Golda's Balcony is a 2019 American biographical film based on the 2003 play Golda's Balcony, written by William Gibson. The film captures a solo performance by Tovah Feldshuh — who plays Golda Meir and numerous other characters in the course of the film's eighty-six minutes — during a multi-camera, video recording in front of a live audience in May 2003. The multi-camera video recording was edited into a motion picture in early 2019, after which it went on to become an Official Selection at numerous film festivals in North America. As of 2020, the film had been selected for 75 Film Festivals in North and South American, as well as Europe and Asia and, in addition, had won twenty Audience Choice Awards as "Best Feature" among the festivals to which it had been invited.

==Plot==
The film is, like the play, a dramatization of a middle of the night reminiscence by a dying Golda Meir, the fourth Prime Minister of Israel, as she endures insomnia while tracing the main events of her seventy-nine years of life.
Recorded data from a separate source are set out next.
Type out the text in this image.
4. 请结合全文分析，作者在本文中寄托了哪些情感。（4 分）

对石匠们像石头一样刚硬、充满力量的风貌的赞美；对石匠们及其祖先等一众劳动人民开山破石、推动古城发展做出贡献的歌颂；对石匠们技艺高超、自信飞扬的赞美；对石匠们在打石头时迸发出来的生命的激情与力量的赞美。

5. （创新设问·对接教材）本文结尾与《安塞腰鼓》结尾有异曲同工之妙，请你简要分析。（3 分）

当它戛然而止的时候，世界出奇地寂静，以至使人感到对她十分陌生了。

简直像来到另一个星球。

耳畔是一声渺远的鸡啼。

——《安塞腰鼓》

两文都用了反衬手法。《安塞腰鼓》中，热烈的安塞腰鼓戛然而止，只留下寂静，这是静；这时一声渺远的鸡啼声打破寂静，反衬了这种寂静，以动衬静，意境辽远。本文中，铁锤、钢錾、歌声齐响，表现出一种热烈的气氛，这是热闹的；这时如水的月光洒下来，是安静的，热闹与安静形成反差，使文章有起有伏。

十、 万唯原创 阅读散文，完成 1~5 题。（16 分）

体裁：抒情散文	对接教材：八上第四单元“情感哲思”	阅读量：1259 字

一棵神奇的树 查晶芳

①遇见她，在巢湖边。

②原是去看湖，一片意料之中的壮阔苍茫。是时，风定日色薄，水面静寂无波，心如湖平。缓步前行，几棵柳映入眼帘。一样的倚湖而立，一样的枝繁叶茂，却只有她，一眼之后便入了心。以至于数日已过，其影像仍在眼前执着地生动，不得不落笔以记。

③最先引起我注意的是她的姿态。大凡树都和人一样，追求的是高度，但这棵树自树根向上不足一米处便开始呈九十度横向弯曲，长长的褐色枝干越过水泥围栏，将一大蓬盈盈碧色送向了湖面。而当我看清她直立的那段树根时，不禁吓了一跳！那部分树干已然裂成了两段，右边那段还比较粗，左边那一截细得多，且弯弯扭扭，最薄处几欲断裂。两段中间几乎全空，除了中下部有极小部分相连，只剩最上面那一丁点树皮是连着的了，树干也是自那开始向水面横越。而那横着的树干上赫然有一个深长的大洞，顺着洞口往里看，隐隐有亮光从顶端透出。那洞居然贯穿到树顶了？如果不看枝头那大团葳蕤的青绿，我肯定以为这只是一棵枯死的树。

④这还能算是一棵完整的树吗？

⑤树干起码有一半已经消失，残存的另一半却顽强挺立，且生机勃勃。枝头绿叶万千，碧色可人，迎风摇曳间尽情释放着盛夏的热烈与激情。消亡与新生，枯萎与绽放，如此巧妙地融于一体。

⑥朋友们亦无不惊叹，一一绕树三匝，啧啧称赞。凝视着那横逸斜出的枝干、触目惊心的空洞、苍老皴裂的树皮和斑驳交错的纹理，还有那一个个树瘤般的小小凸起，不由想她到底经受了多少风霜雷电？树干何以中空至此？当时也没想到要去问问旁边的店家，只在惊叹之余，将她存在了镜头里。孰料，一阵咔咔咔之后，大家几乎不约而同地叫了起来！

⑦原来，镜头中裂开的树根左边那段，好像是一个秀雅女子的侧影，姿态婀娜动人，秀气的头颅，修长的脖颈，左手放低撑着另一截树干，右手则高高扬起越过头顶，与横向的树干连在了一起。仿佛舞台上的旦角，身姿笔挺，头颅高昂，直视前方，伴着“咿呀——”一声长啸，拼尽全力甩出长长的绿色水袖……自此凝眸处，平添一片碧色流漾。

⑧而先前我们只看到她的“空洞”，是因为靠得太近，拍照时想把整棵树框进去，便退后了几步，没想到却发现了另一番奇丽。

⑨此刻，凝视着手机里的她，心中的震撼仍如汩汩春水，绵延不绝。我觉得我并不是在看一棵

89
While the plot is anchored in the events of her Premiership during the 1973 Yom Kippur War, Golda relives (and describes to the audience) the events of her childhood during the 1903 Kishinev pogrom in Moscow, her emigration to Milwaukee at the age of seven, her teenage activism in the Labor Zionist movement during World War I, her emigration to the British Mandate for Palestine in 1921, her rise in Israeli politics from the 1920s through the 1970s (as an important member of both the Histadrut and the Yishuv, then Minister of Labor, Foreign Minister, and finally Prime Minister of Israel) — finally climaxing with her consideration of the Samson Option to drop nuclear weapons on the armies of the Arab states at the peak of the Yom Kippur War.

==Cast==
- Tovah Feldshuh as Prime Minister Golda Meir and forty-four other characters (including Henry Kissinger, Moshe Dayan, David Ben-Gurion, as well as both sides of a dialog with King Abdullah I of Jordan, just before the Israeli Declaration of Independence).

==Background and production==
The play Golda's Balcony made its Manhattan debut in March, 2003. At some point during the play's Off-Broadway run (in May, 2003), a multi-camera, video recording in front of a live audience of the play was captured on video, and later (in 2019) assembled as a film by producer Fishelson and video director Gerard Issembert. By January 2019, the film was invited to make its World Premiere at the 2019 Palm Beach Jewish Film Festival on January 24, at the Cinépolis Luxury Cinemas in Jupiter, Florida. At the Palm Beach Festival, the film was awarded the “Audience Award Winner for Best Feature.”

==Release and reception==
Since the film's World Premiere in Palm Beach in early 2019, the film earned Official Selections to over 70 festivals throughout North and South America, as well as Europe and Asia, including festivals in Boston, Philadelphia, Austin, Hong Kong, Vienna, São Paulo, Los Angeles (Closing Night), Detroit, Phoenix, Chicago, St. Louis, São Paulo, Brazil, and Tampa Bay. As of April 11, 2019, the film had earned the Audience Award for "Best Feature," "Best Narrative Film" or "Audience Choice Winner" at all 20 of the competitive festivals it had competed in — including those of Boston, Philadelphia, Austin, Hong Kong, Palm Beach, Pittsburgh, Charlotte, Honolulu, New Jersey, New Hampshire, Rockland County (NY), Winnipeg and Dayton, Ohio.